Failure prediction of the solder joints in the ball-grid-array package under thermal loading

• Published in: Journal of Physics: Conference Series
• Main Author: Yamin A.F.M.; Abdullah A.S.; Manap M.F.A.; Yusoff H.
• Format: Conference paper
• Language: English
• Published: Institute of Physics Publishing 2019
• Online Access: https://www.scopus.com/inward/record.uri?eid=2-s2.0-85077798675&doi=10.1088%2f1742-6596%2f1349%2f1%2f012013&partnerID=40&md5=d42d9dc9f3110db6124c7f9c9c7853ed

This paper studies the numerical failure mechanism of the solder joints in the ball grid array (BGA) package under thermal reliability process. The package consists of the silicon die, the Flame Retardant 4 (FR-4) substrate and the FR-4 printed circuit board (PCB). A total of 64 95.5Sn-4.0Ag-0.5Cu (SAC405) solder joints with a diameter of 0.46 mm are arranged together in area array fashion with a pitch distance of 0.8 mm.
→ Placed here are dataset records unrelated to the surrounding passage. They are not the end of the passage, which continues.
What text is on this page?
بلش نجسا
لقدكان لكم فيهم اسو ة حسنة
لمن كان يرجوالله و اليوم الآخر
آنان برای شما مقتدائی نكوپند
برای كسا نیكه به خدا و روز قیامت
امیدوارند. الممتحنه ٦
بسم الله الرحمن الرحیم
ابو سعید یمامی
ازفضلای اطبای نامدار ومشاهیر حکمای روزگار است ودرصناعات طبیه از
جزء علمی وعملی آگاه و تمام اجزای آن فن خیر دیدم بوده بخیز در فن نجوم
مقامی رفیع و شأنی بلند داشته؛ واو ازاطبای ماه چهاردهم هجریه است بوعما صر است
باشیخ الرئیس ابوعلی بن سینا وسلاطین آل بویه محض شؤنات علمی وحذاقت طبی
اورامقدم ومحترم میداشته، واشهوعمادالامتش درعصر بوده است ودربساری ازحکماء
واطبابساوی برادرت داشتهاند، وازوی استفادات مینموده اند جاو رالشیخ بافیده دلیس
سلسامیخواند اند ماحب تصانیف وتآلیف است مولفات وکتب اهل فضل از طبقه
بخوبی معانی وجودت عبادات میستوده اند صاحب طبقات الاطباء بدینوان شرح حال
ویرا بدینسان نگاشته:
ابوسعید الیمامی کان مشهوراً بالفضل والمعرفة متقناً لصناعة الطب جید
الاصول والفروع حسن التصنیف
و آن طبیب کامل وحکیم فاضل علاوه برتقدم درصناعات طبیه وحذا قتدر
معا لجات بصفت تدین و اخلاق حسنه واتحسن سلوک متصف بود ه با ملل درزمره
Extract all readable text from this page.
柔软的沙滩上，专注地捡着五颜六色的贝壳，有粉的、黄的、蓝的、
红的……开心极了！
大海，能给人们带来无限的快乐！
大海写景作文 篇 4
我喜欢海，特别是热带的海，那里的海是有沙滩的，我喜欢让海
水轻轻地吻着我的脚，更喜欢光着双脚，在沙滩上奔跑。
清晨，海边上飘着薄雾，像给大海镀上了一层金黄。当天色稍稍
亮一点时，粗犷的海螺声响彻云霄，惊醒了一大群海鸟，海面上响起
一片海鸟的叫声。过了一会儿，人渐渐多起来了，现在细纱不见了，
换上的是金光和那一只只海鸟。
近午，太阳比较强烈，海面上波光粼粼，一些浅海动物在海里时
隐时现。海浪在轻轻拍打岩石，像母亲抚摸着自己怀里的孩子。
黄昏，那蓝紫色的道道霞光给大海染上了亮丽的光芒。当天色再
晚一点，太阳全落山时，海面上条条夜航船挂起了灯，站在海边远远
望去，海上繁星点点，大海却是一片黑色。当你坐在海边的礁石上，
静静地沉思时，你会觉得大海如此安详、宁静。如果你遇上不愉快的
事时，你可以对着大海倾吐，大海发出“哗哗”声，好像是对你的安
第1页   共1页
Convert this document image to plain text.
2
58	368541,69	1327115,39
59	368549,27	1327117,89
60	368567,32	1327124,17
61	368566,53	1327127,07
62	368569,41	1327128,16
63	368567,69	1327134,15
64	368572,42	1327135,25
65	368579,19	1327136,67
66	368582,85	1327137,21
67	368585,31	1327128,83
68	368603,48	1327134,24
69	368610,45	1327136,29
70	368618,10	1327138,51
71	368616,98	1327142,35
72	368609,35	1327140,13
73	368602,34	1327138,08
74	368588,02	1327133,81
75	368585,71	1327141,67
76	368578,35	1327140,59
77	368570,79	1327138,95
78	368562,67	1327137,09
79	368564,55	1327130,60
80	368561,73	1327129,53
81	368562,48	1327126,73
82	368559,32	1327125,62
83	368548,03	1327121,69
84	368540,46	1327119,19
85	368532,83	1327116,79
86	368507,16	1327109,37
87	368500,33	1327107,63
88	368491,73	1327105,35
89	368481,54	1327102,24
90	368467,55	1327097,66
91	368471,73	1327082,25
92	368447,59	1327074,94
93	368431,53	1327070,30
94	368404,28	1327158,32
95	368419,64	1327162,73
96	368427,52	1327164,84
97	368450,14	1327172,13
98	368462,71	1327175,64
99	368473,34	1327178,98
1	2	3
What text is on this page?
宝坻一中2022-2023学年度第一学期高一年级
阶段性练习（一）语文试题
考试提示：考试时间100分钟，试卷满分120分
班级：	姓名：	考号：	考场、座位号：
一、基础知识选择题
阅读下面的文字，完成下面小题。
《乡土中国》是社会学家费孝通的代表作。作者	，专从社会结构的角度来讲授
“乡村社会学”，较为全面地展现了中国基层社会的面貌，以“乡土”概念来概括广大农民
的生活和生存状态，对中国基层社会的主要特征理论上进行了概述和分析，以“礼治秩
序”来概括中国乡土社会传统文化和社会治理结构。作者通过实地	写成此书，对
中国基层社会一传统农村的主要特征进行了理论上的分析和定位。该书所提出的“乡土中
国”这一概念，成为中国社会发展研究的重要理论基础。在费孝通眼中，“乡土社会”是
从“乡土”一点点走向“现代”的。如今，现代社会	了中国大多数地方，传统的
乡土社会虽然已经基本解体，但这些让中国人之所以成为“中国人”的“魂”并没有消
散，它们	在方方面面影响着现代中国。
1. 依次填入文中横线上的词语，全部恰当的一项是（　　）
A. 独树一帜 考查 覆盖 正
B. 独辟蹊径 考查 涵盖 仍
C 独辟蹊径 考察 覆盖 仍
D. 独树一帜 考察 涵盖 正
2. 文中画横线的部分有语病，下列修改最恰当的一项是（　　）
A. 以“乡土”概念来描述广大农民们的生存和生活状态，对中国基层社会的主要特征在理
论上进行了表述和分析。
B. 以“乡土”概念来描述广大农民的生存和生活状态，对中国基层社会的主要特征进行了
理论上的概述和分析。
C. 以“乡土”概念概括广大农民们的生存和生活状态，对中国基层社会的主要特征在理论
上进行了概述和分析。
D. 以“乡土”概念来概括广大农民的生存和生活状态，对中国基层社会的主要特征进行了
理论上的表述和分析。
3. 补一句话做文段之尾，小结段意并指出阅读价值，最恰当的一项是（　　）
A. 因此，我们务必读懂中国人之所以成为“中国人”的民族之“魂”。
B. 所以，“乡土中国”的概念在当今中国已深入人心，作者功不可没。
Only a quarter-model of the package is simulated since all the geometry, loading and boundary conditions (BC) is symmetry at the centre of the package. The package is exposed with thermal loading, initially at the liquidus temperature of 220°C to room temperature (25°C). Then, it follows with 3 additional thermal cycles between 125°C and -40°C with a ramp rate of 11°C/min and 15 minutes dwell time, respectively. Unified inelastic strain model (Anand model) was used to compute the inelastic behaviour of the solder joints. Results show that the stress level at the critical solder joints and the corresponding inelastic strain are 39.91 MPa of 0.2083%, respectively after the end of the solder reflow cooling process. As predicted, the inelastic strains accumulate continuously in the solder joint throughout the temperature cycles. Additionally, in the critical solder joint, both high stress and inelastic strain gradients are localized near to the solder-IMC interfaces. Prolong the thermal cycles can extensively accumulate the inelastic strains which lead to fatigue crack and subsequently crack propagation in the solder joints. After the end of the FE simulation, the highest stress and inelastic strain predicted are 57.96 MPa and 0.5781%, respectively. © Published under licence by IOP Publishing Ltd.